While the parents are gone, her Grandma makes another dish, but the 6-year old, Sydney, refuses that, as well.  They tell her that she has to choose between the lasagna or the new dish, but she won't eat, explaining that the new dish looks yucky to her. Her grandfather ends up pulling a firm one and insists that she eat. Later, his daughter Sydney's mother approaches him, complaining that they made her daughter eat meat....but his wife takes his side. He says in his own defense, and I quote, "It's ok to support her spirit, but you can't give her all the power."

As parents, this is a hard aspect of childhood behavior. Imagine with me...

-You have a strong-willed child.
-They make up their mind to do something that is annoying/frustrating.
-You don't want to crush their independent, sweet spirit.
-But it's just really annoying.
-Enter trials/tribulations of all kinds... long stare down sessions. Maybe some tantrums. Falling on the floor. Time outs or "grounding" that don't actually seem to work or teach them anything.

Maybe the thing they want to do is become a Vegetarian. Or sleep in your bed. Or play an iPad game, or watch TV, or zone out in some form or fashion... heaven forbid! ... when they first wake up in the morning.

Frustrating, annoying... but maybe not necessarily, always wrong. Or bratty. Just yet, anyway.  In the case of this little girl Sydney, her parents were somewhat proud of her for reasoning her way into a decision and then sticking to that!  And giving her a small measure of control over her diet was a great way to encourage an independent thought! But in reality, what do you do?  Really? You eat that?

First, the thing that has helped us is to recognize the difference between leverage and spoiling.
leverage (n)
power or ability to act or to influence people, events, decisions, etc.;sway

As parents, it's ok to have leverage. We have to have something to assist us in our sway and influence as parents ...  because they are young, they (very much!) have their own ideas, thoughts, and opinions. They have an independent mind and yes, spirit.  And we're their parents. We aim to be supportive, and not controlling of our kids... but we can't give them all the power. Waking up first thing to an iPad game and ignoring the breakfast on the table? Letting them sleep in your bed every night? Giving them all the power when it comes to what they eat? 

Not ok. So not ok.

What do you do?

Recognize just some of the signs of spoiling:

- Giving into a tantrum
-Arguing back and forth and eventually letting them have their way, despite your best wishes or intentions
-Letting them have their way, without any limits (Letting them eat the whole pint of ice-cream, even though they feel totally sick)
-Doing life without structure (too much time on the screen, their eyes are blank, and they're all in terrible moods)

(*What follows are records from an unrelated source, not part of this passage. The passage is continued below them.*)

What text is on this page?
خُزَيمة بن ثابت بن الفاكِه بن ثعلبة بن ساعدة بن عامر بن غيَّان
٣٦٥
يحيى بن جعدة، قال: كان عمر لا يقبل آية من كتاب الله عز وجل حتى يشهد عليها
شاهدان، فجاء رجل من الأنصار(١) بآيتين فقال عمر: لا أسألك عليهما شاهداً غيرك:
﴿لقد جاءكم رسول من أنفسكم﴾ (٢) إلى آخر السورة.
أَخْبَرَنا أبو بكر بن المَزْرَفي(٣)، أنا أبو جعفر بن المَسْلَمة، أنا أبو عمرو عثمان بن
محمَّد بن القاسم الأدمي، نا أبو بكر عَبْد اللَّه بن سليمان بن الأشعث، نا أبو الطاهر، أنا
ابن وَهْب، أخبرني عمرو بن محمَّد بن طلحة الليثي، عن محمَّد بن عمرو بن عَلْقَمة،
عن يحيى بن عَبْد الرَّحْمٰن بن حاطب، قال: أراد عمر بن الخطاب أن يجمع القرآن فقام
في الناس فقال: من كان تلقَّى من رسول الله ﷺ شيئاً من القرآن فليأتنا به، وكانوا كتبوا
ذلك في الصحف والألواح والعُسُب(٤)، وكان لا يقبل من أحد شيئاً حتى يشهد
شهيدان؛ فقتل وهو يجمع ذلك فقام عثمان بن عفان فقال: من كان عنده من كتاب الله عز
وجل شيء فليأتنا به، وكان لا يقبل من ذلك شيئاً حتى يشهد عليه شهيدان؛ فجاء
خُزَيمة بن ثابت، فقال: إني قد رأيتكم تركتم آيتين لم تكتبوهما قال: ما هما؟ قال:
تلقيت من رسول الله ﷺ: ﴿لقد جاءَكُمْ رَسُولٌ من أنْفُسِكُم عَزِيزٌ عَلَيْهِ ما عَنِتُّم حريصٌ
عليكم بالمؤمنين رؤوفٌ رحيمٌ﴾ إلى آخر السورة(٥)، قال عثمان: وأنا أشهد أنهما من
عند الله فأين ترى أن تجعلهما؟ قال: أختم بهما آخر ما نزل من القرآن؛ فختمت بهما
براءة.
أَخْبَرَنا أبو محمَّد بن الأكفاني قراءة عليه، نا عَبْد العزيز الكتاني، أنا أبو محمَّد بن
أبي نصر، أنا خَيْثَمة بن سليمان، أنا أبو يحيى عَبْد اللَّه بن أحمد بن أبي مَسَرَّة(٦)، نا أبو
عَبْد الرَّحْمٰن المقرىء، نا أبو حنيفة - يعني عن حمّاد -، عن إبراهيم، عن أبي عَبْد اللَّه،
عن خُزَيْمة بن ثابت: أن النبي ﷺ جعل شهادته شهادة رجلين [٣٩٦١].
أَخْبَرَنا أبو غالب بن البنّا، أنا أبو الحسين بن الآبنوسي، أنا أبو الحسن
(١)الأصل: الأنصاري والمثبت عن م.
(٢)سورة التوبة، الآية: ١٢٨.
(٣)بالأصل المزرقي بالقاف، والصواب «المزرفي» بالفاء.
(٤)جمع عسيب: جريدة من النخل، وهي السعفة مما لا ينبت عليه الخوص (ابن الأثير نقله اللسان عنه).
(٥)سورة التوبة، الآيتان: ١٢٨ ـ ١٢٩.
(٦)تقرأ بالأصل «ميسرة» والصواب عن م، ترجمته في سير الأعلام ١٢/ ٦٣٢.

I mean, you are either spoiling them or you're not. ;)

Another thought is understanding the difference between leverage and bribing.

bribe (n)
anything given or serving to persuade or induce

So you decide, as parents, how you're going to handle these frustrating situations.  Use leverage, but don't {try not to} spoil. If your child needs motivation to come in from the porch where they're letting in mosquitos and hot air, and you need 20 minutes to make dinner, an iPad game isn't going to hurt them. Or you.  Make a rational decision. We don't have to go straight back to Stone Age, and we also don't have to betray our deepest parental instincts about what is right for our children. Keep praying for discernment. Don't go crazy.  

And maybe, just maybe, in the mean time, you won't have Spoiled Child on your hands. I hope and pray, for your sake, Mama!

2 comments:

lesliesholly said...

Interesting delineation between leverage and spoiling. I'm going to have to think about that, as the mother of a somewhat spoiled 5th child (the baby, of course--the others were not spoiled.).

Tacy said...

Thank you Leslie! I appreciate your weighing in. I can imagine it gets harder *not* to spoil as kids get older!